Ask Dr. Marla: ADHD

By Dr. Marla Shapiro on November 27, 2007

Question:

My nine-year-old son is on medication for ADHD (Attention Deficit Hyperactivity Disorder), after pressure from his school. He has settled down but hes not the same exuberant kid he was before. Could we be over-medicating him?

Answer:

I have a question for you. How were the diagnosis and treatment decisions made? The diagnosis of ADHD is made by reviewing symptoms, family history and level of psycho-social functioning. It is critical to have feedback from the school. A rating scale such as the SNAP scale is often used. The SNAP scale is a series of questions used by parents and teachers to help determine a diagnosis for ADHD. (For more information, go to ADHD.net). Once the diagnosis has been confirmed and other co-existing conditions have been ruled out, the decision to treat should be made in consultation with your physician.

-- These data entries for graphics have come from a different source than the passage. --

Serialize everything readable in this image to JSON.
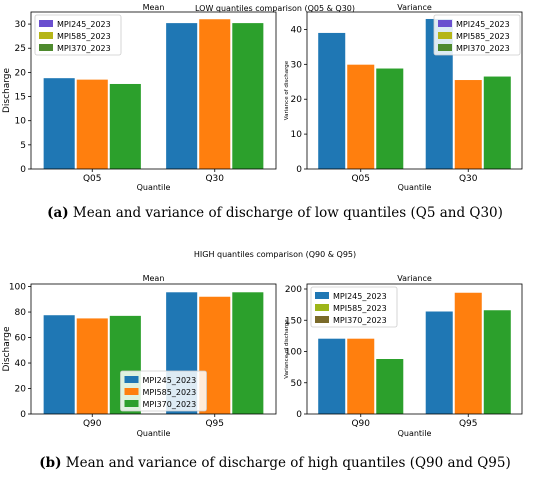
{
  "figures": [
    {
      "suptitle": "LOW quantiles comparison (Q05 & Q30)",
      "caption_label": "(a)",
      "caption_text": " Mean and variance of discharge of low quantiles (Q5 and Q30)"
    },
    {
      "suptitle": "HIGH quantiles comparison (Q90 & Q95)",
      "caption_label": "(b)",
      "caption_text": " Mean and variance of discharge of high quantiles (Q90 and Q95)"
    }
  ],
  "colors": {
    "MPI245_2023": "#1f77b4",
    "MPI585_2023": "#ff7f0e",
    "MPI370_2023": "#2ca02c",
    "legend_low": [
      "#6a4fcf",
      "#b5b518",
      "#4e8a2e"
    ],
    "legend_high_var": [
      "#1f77b4",
      "#9db518",
      "#7a6a2a"
    ]
  },
  "chart_data": [
    {
      "type": "bar",
      "title": "Mean",
      "xlabel": "Quantile",
      "ylabel": "Discharge",
      "categories": [
        "Q05",
        "Q30"
      ],
      "series": [
        {
          "name": "MPI245_2023",
          "values": [
            18.8,
            30.2
          ]
        },
        {
          "name": "MPI585_2023",
          "values": [
            18.5,
            31.0
          ]
        },
        {
          "name": "MPI370_2023",
          "values": [
            17.6,
            30.2
          ]
        }
      ],
      "ylim": [
        0,
        32.5
      ],
      "yticks": [
        0,
        5,
        10,
        15,
        20,
        25,
        30
      ],
      "legend": "top-left",
      "legend_style": "low"
    },
    {
      "type": "bar",
      "title": "Variance",
      "xlabel": "Quantile",
      "ylabel": "Variance of discharge",
      "categories": [
        "Q05",
        "Q30"
      ],
      "series": [
        {
          "name": "MPI245_2023",
          "values": [
            39.0,
            43.0
          ]
        },
        {
          "name": "MPI585_2023",
          "values": [
            29.9,
            25.5
          ]
        },
        {
          "name": "MPI370_2023",
          "values": [
            28.8,
            26.5
          ]
        }
      ],
      "ylim": [
        0,
        45
      ],
      "yticks": [
        0,
        10,
        20,
        30,
        40
      ],
      "legend": "top-right",
      "legend_style": "low"
    },
    {
      "type": "bar",
      "title": "Mean",
      "xlabel": "Quantile",
      "ylabel": "Discharge",
      "categories": [
        "Q90",
        "Q95"
      ],
      "series": [
        {
          "name": "MPI245_2023",
          "values": [
            77.5,
            95.5
          ]
        },
        {
          "name": "MPI585_2023",
          "values": [
            75.0,
            92.0
          ]
        },
        {
          "name": "MPI370_2023",
          "values": [
            77.0,
            95.5
          ]
        }
      ],
      "ylim": [
        0,
        102
      ],
      "yticks": [
        0,
        20,
        40,
        60,
        80,
        100
      ],
      "legend": "lower-center",
      "legend_style": "series"
    },
    {
      "type": "bar",
      "title": "Variance",
      "xlabel": "Quantile",
      "ylabel": "Variance of discharge",
      "categories": [
        "Q90",
        "Q95"
      ],
      "series": [
        {
          "name": "MPI245_2023",
          "values": [
            120.5,
            164.0
          ]
        },
        {
          "name": "MPI585_2023",
          "values": [
            120.5,
            194.0
          ]
        },
        {
          "name": "MPI370_2023",
          "values": [
            88.0,
            166.0
          ]
        }
      ],
      "ylim": [
        0,
        208
      ],
      "yticks": [
        0,
        50,
        100,
        150,
        200
      ],
      "legend": "top-left",
      "legend_style": "high_var"
    }
  ]
}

Don't be pressured into medicating a child. There should be agreement that medication is the best course of treatment along with psycho-education, interventions in the classroom, family counselling and support groups. While medication is the mainstay of treatment and considered effective and safe, all side effects should be monitored by the prescribing physician. I would encourage you to speak with your physician and make sure you feel comfortable with the treatment approach. As a parent, it's important for you to inform his treating physician that there has been a change in behaviour. It is essential to determine whether this is a medication-related side effect or not. Your treating physician is best equipped to make this assessment.